Choose the experimental features you want to try

This document is an excerpt from the EUR-Lex website

Document 32022L2555

    Cyberbeveiliging van netwerk- en informatiesystemen (2022)

    Cyberbeveiliging van netwerk- en informatiesystemen (2022)

     

    SAMENVATTING VAN:

    Richtlijn (EU) 2022/2555 betreffende maatregelen voor een hoog gezamenlijk niveau van cyberbeveiliging in de EU

    WAT IS HET DOEL VAN DE RICHTLIJN?

    De richtlijn, die bekend staat als NIS 2, bevat een gezamenlijk regelgevingskader voor cyberbeveiliging gericht op het verbeteren van het niveau van cyberbeveiliging in de Europese Unie (EU), waarbij EU-lidstaten worden verplicht om de capaciteit op het gebied van cyberbeveiliging te versterken en maatregelen voor cyberbeveiligingsbeheer en -rapportage in cruciale sectoren worden ingevoerd, naast regels inzake samenwerking, het delen van informatie, toezicht en handhaving.

    KERNPUNTEN

    Cyberbeveiliging heeft betrekking op de activiteiten die nodig zijn om netwerk- en informatiesystemen, de gebruikers van dergelijke systemen en andere personen die getroffen worden door cyberdreigingen, te beschermen.

    Kritieke sectoren

    De richtlijn is in de eerste plaats van toepassing op middelgrote en grote entiteiten die actief zijn in de volgende, in bijlage I gedefinieerde zeer kritieke sectoren:

    • energie:
      • elektriciteit, daaronder productie-, distributie- en transmissiesystemen en oplaadpunten,
      • stadsverwarming en -koeling,
      • olie, daaronder productie-, opslag- en transmissiepijpleidingen,
      • gas, daaronder leverings-, distributie- en transmissiesystemen en opslag, en
      • waterstof;
    • vervoer per lucht, spoor, over water en over de weg;
    • infrastructuur voor banken en financiële markten zoals kredietinstellingen, exploitanten van handelsplatformen en centrale tegenpartijen;
    • gezondheidszorg, daaronder zorgaanbieders, fabrikanten van farmaceutische basisproducten en kritieke medische hulpmiddelen, en EU-referentielaboratoria;
    • drinkwater;
    • afvalwater;
    • digitale infrastructuur, daaronder aanbieders van datacenterdiensten, cloudcomputingdiensten, openbare elektronischecommunicatienetwerken en openbare elektronischecommunicatiediensten;
    • beheer van ICT-diensten (business-to-business);
    • ruimtevaart;
    • openbaar bestuur op centraal en regionaal niveau, met uitzondering van de rechterlijke macht, het parlement en de centrale banken, maar de richtlijn is niet van toepassing op overheidsinstanties die activiteiten uitvoeren op het gebied van nationale veiligheid, openbare veiligheid, defensie of rechtshandhaving.

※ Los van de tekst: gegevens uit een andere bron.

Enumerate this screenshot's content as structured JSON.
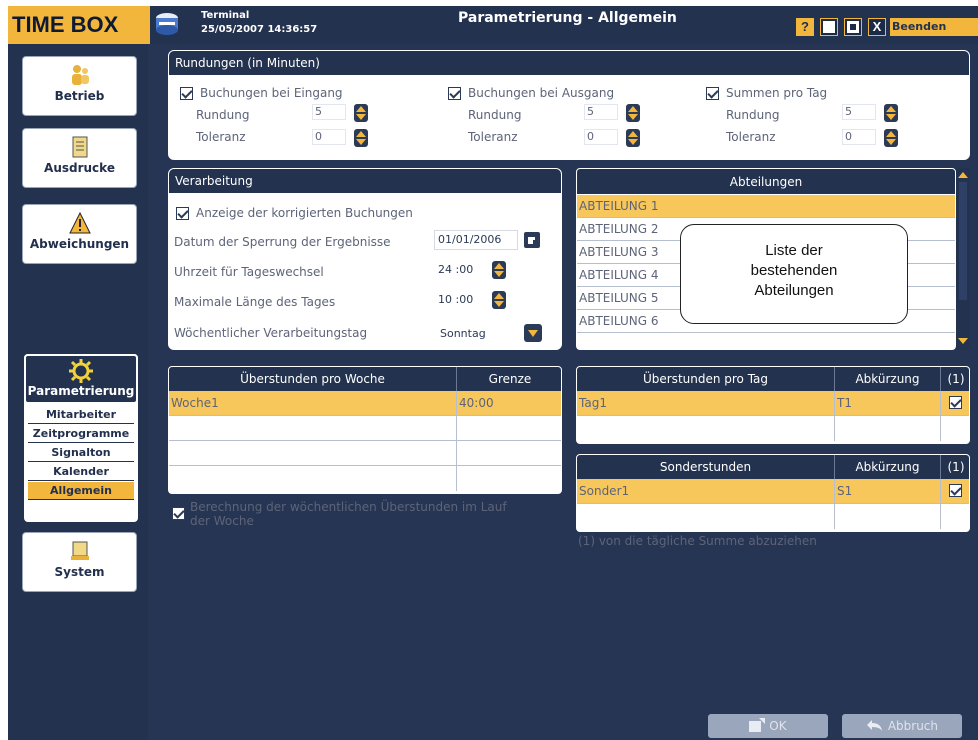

    De richtlijn is ook van toepassing op andere, in bijlage II gedefinieerde kritieke sectoren:

    • post- en koeriersdiensten;
    • afvalbeheer;
    • chemische vervaardiging, productie en distributie;
    • levensmiddelenproductie, -verwerking en -distributie;
    • vervaardiging, met name medische hulpmiddelen, computer-, elektronische en optische producten, bepaalde soorten elektrische apparatuur en machines, motorvoertuigen en andere vervoersmiddelen;
    • digitale aanbieders van onlinemarktplaatsen, zoekmachines en sociale netwerken; en
    • onderzoeksinstellingen.

    Nationale strategie voor cyberbeveiliging

    Elke lidstaat moet beschikken over een nationale strategie voor het bereiken en het in stand houden van een hoog niveau van cyberbeveiliging in de kritieke sectoren, waarbij moet worden ingegaan op:

    • een bestuurskader waarin de rol en verantwoordelijkheden van de relevante belanghebbenden op nationaal niveau worden verduidelijkt;
    • beleid dat gericht is op de veiligheid van toeleveringsketens;
    • beleid voor de beheersing van kwetsbaarheden;
    • beleid voor het bevorderen en ontwikkelen van onderwijs en opleiding op het gebied van cyberbeveiliging, en
    • maatregelen om het cyberbeveiligingsbewustzijn bij de burgers te verbeteren.

    Lidstaten moeten uiterlijk op 17 april 2025 een lijst opstellen van essentiële en belangrijke entiteiten en entiteiten die domeinnaamregistratiediensten verlenen. Ze evalueren die lijst regelmatig, en daarna ten minste om de twee jaar, en werken deze zo nodig bij. De Europese Commissie heeft richtsnoeren vastgesteld met betrekking tot de informatie die moet worden verzameld bij het opstellen van deze lijsten, samen met een model daarvoor.

    De Commissie heeft ook richtsnoeren uitgegeven waarin de regels worden verduidelijkt over de relatie tussen Richtlijn (EU) 2022/2555 en huidige en toekomstige sectorspecifieke EU-rechtshandelingen betreffende maatregelen voor cyberbeveiligingsbeheer of vereisten voor de rapportage van incidenten. De bijlage bij de richtsnoeren bevat een niet-uitputtende lijst van sectorspecifieke rechtshandelingen die de Commissie beschouwt als een rechtshandeling die onder het toepassingsgebied van Richtlijn (EU) 2022/2555 valt.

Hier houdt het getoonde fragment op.